Écrivain antitotalitaire et visionnaire, chroniqueur littéraire et militant révolutionnaire, George Orwell (1903–1950) est autant célébré que dévitalisé de son irréductible singularité. Depuis l’édition française des Essais, articles et lettres (Ivréa/Encyclopédie des nuisances, 1995–2001), notamment suivie des Écrits politiques (Agone, 2009), on croyait tout connaître de l’auteur de 1984. Anticolonialiste de la première heure, Eric Arthur Blair – alias Orwell – découvrit, au cœur de la police impériale des Indes, “la vacuité du règne de l’homme blanc en Orient”. Compagnon des paumés du petit matin et des vagabonds parisiens et londoniens (Dans la dèche à Paris et à Londres, 1933), il rédigea une enquête majeure sur les mineurs du nord de l’Angleterre et se convertit au socialisme démocratique et égalitaire (Le Quai de Wigan, 1937).

Engagé en Espagne sur le front antifranquiste d’Aragon dans un groupuscule marxiste, il tira à boulets rouges sur l’intelligentsia londonienne prostalinienne qui renvoyait au fascisme toute tendance progressiste – anarchiste ou gauchiste – qui osait se démarquer de l’orthodoxie du Parti communiste (Hommage à la Catalogne, 1938). Patriote en 1940, il choisit, sans renier sa fibre révolutionnaire, le camp de la liberté, celui de Churchill et de la belle Angleterre, puis rédigea, au sortir de la guerre, ces deux chefs-d’œuvre de littérature politique que sont La Ferme des animaux et 1984. Chroniqueur de la modernité littéraire (Joyce, Zamiatine, etc.), collaborateur de revues (Paru, Partisan Review, etc.), journaliste à Tribune ou The Observer, Orwell est un esprit rare à l’indéfectible vaillance critique.

Or, comme le rappelle le dernier numéro de la revue Agone, la bataille des interprétations et des usages fait encore rage. Depuis les années 1990, l’essayiste Jean-Claude Michéa le présente au public français comme un “anarchiste tory” (Orwell, anarchiste tory, Climats, 1995). Anarchiste, parce qu’il mena une critique radicale du pouvoir, contre tous ceux qui réalisent en pratique ce qu’ils dénoncent en théorie, intellectuels ou dirigeants qui se disent démocrates et se comportent en véritables autocrates. Tory en raison d’un certain conservatisme très british d’un homme attaché aux cabines téléphoniques rouges anglaises et qui envisageait la monarchie comme un “vaccin préventif” assez efficace pour détourner les masses de la grégarité fascisante tout en satisfaisant leurs goûts des fastes du pouvoir. Or, Jean-Jacques Rosat, maître de conférences au Collège de France, juge “désastreuses” les conséquences de cette interprétation qui risque de faire passer Orwell pour un penseur inconséquent et incohérent. Si l’écrivain s’est nourri de la pensée conservatrice, explique-t-il, c’est pour la mettre au service d’une pensée progressiste… ce qui ne contredit d’ailleurs pas en tout point Michéa (qu’il ne cite curieusement pas).

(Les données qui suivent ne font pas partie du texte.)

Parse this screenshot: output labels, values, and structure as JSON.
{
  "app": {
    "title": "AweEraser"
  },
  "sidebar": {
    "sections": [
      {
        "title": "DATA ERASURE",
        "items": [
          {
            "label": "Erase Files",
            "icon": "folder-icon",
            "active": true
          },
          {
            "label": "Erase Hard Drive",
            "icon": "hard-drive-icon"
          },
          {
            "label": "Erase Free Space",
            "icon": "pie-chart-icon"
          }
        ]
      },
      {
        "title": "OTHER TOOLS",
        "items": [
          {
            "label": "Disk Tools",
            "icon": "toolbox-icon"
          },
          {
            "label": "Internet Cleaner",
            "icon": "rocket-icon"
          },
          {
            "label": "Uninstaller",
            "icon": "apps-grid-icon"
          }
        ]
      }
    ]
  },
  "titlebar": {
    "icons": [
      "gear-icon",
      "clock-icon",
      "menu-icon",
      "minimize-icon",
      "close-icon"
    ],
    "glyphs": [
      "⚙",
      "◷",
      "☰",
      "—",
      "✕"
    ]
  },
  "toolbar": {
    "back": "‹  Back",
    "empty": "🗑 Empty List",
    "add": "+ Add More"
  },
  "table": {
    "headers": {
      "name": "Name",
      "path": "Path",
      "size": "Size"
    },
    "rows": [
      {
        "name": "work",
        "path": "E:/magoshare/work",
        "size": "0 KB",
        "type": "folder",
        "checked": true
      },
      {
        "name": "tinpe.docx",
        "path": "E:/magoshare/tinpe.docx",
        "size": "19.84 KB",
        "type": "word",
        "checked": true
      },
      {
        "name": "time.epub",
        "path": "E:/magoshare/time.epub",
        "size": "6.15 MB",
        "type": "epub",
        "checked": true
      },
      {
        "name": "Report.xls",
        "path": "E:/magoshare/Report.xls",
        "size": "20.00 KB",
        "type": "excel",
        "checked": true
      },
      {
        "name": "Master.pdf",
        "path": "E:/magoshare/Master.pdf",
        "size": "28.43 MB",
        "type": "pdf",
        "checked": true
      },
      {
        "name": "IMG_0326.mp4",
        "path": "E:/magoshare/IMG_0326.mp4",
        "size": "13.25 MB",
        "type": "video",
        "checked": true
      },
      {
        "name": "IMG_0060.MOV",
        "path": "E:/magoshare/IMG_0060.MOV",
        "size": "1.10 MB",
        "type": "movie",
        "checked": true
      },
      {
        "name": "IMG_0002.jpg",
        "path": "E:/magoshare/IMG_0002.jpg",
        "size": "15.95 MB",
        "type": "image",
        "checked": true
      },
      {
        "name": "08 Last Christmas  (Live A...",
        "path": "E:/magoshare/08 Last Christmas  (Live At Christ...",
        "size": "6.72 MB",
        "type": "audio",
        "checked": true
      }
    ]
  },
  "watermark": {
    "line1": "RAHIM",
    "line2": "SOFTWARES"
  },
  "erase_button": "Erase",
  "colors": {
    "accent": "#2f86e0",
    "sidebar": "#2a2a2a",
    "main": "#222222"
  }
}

Au-delà de ce différend, la revue déconstruit quelques mythes tenaces, comme celui d’un Orwell “théoricien” alors qu’il fut avant tout un écrivain qui porta l’écriture politique au rang d’œuvre d’art (François Bordes). Insaisissable et irrécupérable, telle apparaît encore la “colère généreuse” de George Orwell dans le récit de la seule interview jamais donnée à un journal français (W.G. Corp). Sans doute est-ce là le signe d’un authentique esprit libre, si éloigné, comme il le disait lui-même de son maître Charles Dickens, de toutes ces “petites orthodoxies malodorantes qui se disputent le contrôle de nos esprits”.